If your startup has fewer than 50 participants in the company group health plan, even a completely normal natural child birth in one year will cause a rate rise the next year that is higher than it normally would be. On top of that, there are the costs of supporting parental leave: none of the expense is granted favorable tax treatment at the federal level (and not at the state level in my state).
For businesses with very high revenue per employee like in the tech industry, these intersecting facts don't sink the feasibility if the business leadership makes a commitment from the outset and plans their budgeting with the commitment in mind. I'm glad that AeroFS is publicizing this, adding to the trend of similar family friendly policy stories out of other tech companies in recent years.

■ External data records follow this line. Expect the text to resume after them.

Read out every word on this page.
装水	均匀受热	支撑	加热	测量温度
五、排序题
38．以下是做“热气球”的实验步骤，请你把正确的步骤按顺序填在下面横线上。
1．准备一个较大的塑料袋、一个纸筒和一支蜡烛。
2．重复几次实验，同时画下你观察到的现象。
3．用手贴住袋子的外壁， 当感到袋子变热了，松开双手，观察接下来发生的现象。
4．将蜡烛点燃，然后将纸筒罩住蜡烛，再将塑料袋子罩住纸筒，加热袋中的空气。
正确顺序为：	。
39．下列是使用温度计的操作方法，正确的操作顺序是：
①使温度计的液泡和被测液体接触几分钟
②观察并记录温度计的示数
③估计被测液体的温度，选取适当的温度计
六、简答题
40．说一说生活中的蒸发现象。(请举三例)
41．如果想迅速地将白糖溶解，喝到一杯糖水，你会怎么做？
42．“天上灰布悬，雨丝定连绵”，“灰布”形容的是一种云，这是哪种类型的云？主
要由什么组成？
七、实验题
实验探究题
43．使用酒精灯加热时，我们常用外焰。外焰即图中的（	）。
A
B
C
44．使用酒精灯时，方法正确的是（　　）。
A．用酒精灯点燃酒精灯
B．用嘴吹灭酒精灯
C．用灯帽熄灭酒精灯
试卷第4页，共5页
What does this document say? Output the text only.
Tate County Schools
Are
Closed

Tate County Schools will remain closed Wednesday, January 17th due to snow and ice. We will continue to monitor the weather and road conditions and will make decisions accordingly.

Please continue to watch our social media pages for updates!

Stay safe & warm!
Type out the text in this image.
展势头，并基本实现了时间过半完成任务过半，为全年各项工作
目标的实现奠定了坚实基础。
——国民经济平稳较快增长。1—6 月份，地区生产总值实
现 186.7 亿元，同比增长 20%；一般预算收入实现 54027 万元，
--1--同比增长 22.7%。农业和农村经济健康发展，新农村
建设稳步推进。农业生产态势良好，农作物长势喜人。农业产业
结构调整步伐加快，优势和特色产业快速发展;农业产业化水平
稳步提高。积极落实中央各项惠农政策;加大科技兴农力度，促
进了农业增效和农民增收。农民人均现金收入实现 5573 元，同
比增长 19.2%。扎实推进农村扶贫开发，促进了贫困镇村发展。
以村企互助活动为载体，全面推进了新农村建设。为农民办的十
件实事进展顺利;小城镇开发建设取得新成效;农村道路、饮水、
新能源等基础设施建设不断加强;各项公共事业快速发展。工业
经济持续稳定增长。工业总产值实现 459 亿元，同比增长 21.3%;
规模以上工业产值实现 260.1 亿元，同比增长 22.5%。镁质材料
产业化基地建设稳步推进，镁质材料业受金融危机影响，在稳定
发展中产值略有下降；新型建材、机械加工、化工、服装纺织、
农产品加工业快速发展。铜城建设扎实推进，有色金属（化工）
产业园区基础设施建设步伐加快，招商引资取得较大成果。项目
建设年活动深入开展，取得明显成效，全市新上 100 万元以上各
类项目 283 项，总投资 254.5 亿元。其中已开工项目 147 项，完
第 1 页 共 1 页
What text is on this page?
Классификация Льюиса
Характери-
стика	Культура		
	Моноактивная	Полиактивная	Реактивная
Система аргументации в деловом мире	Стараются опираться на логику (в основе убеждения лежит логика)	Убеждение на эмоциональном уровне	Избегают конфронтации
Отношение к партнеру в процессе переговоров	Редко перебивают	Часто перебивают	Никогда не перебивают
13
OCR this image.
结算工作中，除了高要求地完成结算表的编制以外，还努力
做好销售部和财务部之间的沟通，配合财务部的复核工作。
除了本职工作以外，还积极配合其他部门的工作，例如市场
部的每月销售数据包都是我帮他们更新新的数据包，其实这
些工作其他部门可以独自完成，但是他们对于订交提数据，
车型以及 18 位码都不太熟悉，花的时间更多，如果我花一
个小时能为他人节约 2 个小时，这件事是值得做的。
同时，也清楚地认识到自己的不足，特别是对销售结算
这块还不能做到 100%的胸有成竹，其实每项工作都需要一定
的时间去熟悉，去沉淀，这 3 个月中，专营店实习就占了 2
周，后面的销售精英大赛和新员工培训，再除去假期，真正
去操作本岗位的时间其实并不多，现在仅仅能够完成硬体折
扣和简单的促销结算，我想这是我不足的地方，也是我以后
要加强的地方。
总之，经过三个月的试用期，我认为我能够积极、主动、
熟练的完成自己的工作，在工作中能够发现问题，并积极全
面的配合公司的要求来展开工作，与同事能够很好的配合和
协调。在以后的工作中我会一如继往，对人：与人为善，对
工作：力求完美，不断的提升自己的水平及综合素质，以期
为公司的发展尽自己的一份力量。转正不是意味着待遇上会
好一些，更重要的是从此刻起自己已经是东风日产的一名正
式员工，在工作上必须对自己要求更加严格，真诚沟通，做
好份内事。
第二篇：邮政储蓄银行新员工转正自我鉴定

But for small businesses in other sectors and even more marginal tech companies, these realities on the ground are just brutal on the odds of such policies making out of "gleam in the eye" stages. From a statecraft perspective, I'd be really interested in finding out if front-loading the expenses of encouraging family formation via tax breaks and incentives to mitigate the costs that employers currently bear, would compare favorably to the back-end costs (including externalities, where most of the back-end ramifications come from, starting with costs of monetary policy decisions partly made in reaction to a greying population) of dealing with an inverted population pyramid. That opens a whole other can of worms of whether or not an inverted population pyramid is desirable or not in the first place.